Par un mémoire en défense, enregistré le 27 février 2025, le ministre d’Etat, ministre de l’intérieur, conclut au rejet de la requête.
Il fait valoir que les moyens soulevés par M. B A ne sont pas fondés.
Par une décision du 14 novembre 2024, M. B A a été admis au bénéfice de l’aide juridictionnelle totale.
Vu les autres pièces du dossier.
Vu :
— la convention européenne de sauvegarde des droits de l’homme et des libertés fondamentales ;
— le code de l’entrée et du séjour des étrangers et du droit d’asile ;
— la loi n° 91-647 du 10 juillet 1991 ;
— le code de justice administrative.
La présidente de la formation de jugement a dispensé la rapporteure publique, sur sa proposition, de prononcer des conclusions à l’audience.
Les parties ont été régulièrement averties du jour de l’audience.

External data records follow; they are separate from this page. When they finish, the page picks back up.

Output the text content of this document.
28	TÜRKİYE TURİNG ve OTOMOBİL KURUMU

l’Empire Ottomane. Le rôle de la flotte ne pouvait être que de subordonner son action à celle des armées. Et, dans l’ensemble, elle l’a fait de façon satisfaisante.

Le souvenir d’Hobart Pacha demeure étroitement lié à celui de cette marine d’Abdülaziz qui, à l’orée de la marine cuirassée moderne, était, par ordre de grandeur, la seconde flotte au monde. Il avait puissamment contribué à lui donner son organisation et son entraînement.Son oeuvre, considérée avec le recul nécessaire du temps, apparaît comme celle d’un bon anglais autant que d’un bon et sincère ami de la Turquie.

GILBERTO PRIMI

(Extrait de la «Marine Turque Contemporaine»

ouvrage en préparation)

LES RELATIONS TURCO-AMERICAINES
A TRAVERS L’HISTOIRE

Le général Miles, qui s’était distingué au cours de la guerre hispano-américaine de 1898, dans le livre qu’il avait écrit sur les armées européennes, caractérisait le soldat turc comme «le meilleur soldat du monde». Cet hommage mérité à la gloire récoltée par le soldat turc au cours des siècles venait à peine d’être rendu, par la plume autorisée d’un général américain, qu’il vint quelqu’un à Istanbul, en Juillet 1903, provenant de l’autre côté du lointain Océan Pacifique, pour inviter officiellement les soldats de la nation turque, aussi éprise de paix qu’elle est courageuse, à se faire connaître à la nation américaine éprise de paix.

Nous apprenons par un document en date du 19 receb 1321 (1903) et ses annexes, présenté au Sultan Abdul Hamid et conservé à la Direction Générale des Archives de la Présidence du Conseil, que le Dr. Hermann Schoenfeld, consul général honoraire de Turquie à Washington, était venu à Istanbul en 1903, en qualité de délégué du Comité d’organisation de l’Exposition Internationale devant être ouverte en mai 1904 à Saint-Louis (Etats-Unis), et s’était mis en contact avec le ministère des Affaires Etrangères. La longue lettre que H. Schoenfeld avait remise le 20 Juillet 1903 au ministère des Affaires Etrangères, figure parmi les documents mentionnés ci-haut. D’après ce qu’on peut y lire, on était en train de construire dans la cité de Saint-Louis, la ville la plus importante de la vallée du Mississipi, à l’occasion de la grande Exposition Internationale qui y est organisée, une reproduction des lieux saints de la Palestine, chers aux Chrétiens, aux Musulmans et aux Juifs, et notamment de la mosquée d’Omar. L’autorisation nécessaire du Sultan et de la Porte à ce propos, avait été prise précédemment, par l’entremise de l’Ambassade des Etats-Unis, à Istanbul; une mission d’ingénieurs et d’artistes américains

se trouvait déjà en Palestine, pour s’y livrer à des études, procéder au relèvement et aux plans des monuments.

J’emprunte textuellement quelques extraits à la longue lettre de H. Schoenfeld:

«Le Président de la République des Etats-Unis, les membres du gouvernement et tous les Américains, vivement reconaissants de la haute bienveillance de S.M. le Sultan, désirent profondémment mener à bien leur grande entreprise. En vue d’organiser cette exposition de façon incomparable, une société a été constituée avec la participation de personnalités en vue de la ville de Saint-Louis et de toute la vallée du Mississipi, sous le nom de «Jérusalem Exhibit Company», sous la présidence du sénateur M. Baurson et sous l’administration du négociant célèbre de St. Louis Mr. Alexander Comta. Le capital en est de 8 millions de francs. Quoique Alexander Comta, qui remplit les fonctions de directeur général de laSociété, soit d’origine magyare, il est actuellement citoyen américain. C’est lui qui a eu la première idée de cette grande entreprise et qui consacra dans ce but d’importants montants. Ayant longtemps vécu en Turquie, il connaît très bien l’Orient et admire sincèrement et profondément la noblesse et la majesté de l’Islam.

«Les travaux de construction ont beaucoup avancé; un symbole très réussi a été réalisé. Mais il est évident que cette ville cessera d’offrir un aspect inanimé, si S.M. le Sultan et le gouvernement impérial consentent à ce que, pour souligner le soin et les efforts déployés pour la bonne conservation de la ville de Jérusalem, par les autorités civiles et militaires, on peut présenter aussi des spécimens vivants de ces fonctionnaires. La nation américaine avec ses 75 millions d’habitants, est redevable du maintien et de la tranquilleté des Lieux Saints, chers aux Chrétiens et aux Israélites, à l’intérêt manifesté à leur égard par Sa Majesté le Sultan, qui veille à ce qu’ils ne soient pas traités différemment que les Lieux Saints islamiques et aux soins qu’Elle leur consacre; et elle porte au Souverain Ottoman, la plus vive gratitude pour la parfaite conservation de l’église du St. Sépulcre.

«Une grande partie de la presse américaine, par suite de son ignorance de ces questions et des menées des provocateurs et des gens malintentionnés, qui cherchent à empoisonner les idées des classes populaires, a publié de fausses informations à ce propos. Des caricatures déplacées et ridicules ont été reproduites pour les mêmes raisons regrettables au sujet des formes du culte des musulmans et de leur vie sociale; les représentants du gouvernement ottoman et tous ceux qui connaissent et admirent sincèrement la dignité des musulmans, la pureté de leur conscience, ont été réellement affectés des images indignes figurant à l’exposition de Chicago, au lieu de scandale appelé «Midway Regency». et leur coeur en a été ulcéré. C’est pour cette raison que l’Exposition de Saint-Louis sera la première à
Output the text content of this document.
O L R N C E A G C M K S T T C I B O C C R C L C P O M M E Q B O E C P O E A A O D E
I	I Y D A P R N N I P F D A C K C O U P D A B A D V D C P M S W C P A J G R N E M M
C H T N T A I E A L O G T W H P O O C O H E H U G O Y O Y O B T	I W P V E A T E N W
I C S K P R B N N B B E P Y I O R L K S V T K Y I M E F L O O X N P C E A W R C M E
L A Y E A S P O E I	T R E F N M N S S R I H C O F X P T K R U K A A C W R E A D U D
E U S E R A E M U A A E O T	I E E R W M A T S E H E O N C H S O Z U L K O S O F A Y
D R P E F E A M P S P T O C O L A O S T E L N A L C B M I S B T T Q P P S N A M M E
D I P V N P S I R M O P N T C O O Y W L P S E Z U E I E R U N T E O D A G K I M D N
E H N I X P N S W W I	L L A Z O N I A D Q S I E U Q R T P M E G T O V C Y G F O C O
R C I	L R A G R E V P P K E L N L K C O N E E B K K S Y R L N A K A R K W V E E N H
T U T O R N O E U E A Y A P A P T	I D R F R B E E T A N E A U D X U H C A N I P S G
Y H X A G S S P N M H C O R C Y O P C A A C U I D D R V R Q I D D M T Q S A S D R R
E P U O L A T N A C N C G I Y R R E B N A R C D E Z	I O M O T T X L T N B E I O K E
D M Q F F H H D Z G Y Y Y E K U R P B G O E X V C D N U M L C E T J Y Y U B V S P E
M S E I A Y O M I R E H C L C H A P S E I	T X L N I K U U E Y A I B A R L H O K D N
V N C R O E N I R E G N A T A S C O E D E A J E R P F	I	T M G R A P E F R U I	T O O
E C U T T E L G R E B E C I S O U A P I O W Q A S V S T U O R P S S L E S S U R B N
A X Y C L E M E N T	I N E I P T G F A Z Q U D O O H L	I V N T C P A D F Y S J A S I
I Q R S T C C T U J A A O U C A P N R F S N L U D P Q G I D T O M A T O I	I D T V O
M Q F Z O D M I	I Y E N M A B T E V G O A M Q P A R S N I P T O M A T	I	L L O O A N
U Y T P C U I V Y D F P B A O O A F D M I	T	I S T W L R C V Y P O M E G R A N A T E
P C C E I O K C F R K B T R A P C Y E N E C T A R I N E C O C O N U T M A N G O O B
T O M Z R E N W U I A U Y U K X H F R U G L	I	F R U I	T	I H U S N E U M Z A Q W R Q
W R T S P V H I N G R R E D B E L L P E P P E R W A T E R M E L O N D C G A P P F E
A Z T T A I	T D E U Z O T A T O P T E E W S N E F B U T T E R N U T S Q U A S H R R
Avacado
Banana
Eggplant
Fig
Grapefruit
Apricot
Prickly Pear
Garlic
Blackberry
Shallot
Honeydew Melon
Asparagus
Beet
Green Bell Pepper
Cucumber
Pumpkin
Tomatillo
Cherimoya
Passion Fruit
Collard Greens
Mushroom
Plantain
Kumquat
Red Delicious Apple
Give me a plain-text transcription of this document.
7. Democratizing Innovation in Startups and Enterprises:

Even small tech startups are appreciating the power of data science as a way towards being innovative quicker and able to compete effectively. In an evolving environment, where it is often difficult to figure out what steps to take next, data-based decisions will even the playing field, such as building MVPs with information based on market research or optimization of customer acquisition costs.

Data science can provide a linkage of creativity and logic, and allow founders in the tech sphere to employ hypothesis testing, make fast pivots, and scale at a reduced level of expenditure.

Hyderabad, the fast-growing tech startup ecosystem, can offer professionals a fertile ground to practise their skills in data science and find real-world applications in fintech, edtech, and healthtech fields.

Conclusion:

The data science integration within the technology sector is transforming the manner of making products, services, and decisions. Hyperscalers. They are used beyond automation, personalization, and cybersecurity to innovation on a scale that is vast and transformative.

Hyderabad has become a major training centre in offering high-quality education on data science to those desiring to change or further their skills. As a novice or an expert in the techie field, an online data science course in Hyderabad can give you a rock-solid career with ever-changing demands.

Le rapport de M. C a été entendu au cours de l’audience publique.
Considérant ce qui suit :
1. M. A E B A, ressortissant somalien né le 8 mars 1987, a obtenu le statut de réfugié par une décision du 30 avril 2018 de l’Office français de protection des réfugiés et apatrides (OFPRA). Des visas de long séjour ont été sollicités, au titre de la réunification familiale, pour G F B, Xuseen F B, Khadro F B qu’il présente comme ses enfants, auprès de l’autorité consulaire au Kenya et en Somalie, laquelle a rejeté ces demandes le 30 août 2023. Par une décision implicite, dont M. B A demande l’annulation, la commission de recours contre les décisions de refus de visa d’entrée en France a rejeté le recours administratif préalable obligatoire formé contre ces décisions consulaires.
Sur les conclusions à fin d’annulation :
2. Pour rejeter les recours préalables formés contre les refus de visa en litige, la commission de recours contre les décisions de refus de visa d’entrée en France doit être regardée comme s’étant fondée, ainsi qu’elle est réputée le faire en vertu des dispositions de l’article 312-8-1 du code de l’entrée et du séjour des étrangers et du droit d’asile, sur les motifs opposés par ces refus consulaires tiré, d’une part, de ce que l’identité et la situation familiale des demandeurs n’a pas été justifiée, et d’autre part, de ce que les documents produits ne permettent pas de justifier que le lien de filiation n’est établi qu’à l’égard de la personne que les demandeurs de visa entendent rejoindre en France ou que l’autre parent est décédé ou déchu de ses droits parentaux ou qu’ils auraient été confiés à M. B A au titre de l’autorité parentale en vertu d’une décision étrangère.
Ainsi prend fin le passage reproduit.